Projet évolutif et sans fin.
A PROPOS DES SCULPTURES PORTABLES
OU « PRÊTS A DANSER »
Portés comme des vêtements sans en avoir les fonctions ordinaires, ce sont des sculptures prêtes à accueillir le corps, des équipements à épouser.
Sculptures portables ou porteuses ? Vêtements qui ne couvrent pas le corps mais le découvrent ? Costumes auxquels il faut s’accoutumer ?
« Dé-déguisements » pour mettre à nu ?
Aucune de ces définitions ne me satisfait vraiment, et c’est dans cette indécision, justement, que mon travail trouve sa place.
Ne prenant leur pleine mesure que si elles sont animées par l’être humain, mes créations me semblent inachevées sans ce contact. Leur appropriation par des danseurs les éclaire, les transfigure. L’habit et l’habitant sont révélateurs l’un de l’autre dans l’improvisation.

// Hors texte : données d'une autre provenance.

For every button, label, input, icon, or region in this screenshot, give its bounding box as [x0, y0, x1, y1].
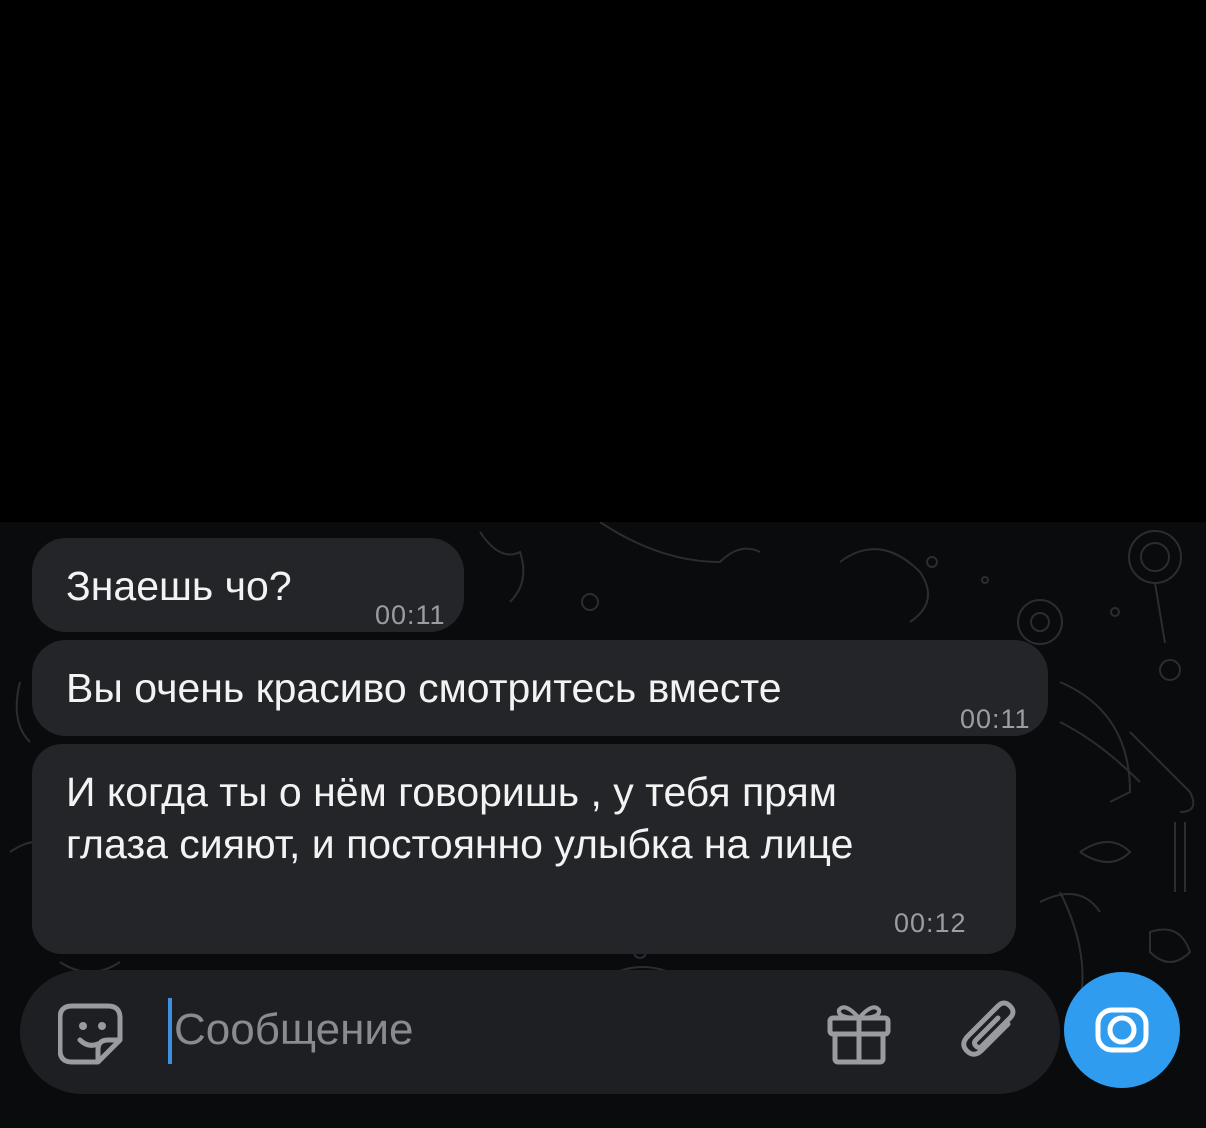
- message-time: 00:11: [960, 704, 1031, 734]
- message-bubble[interactable]: Знаешь чо? 00:11: [32, 538, 464, 632]
- message-composer: [20, 970, 1060, 1094]
- sticker-smile-icon[interactable]: [57, 998, 128, 1068]
- message-time: 00:11: [375, 600, 446, 630]
- message-text: И когда ты о нём говоришь , у тебя прям …: [66, 769, 854, 867]
- message-time: 00:12: [894, 908, 967, 938]
- message-input[interactable]: [170, 992, 774, 1068]
- message-bubble[interactable]: И когда ты о нём говоришь , у тебя прям …: [32, 744, 1016, 954]
- message-bubble[interactable]: Вы очень красиво смотритесь вместе 00:11: [32, 640, 1048, 736]
- camera-record-icon[interactable]: [1064, 972, 1180, 1088]
- message-text: Знаешь чо?: [66, 563, 292, 609]
- gift-icon[interactable]: [824, 998, 894, 1068]
- telegram-screen: Знаешь чо? 00:11 Вы очень красиво смотри…: [0, 0, 1206, 1128]
- message-text: Вы очень красиво смотритесь вместе: [66, 665, 782, 711]
- paperclip-icon[interactable]: [956, 998, 1028, 1070]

Travail de connivence, grâce à une attention exacerbée du danseur à ce qui le touche.
Matière à écoute.
Matière a surprise.
Pour le performeur, il s’agit de se laisser prendre et porter par ces structures.
J’invente des objets propices à créer des traits d’union, parce qu’ils trouvent leur accomplissement dans le contact, la rencontre.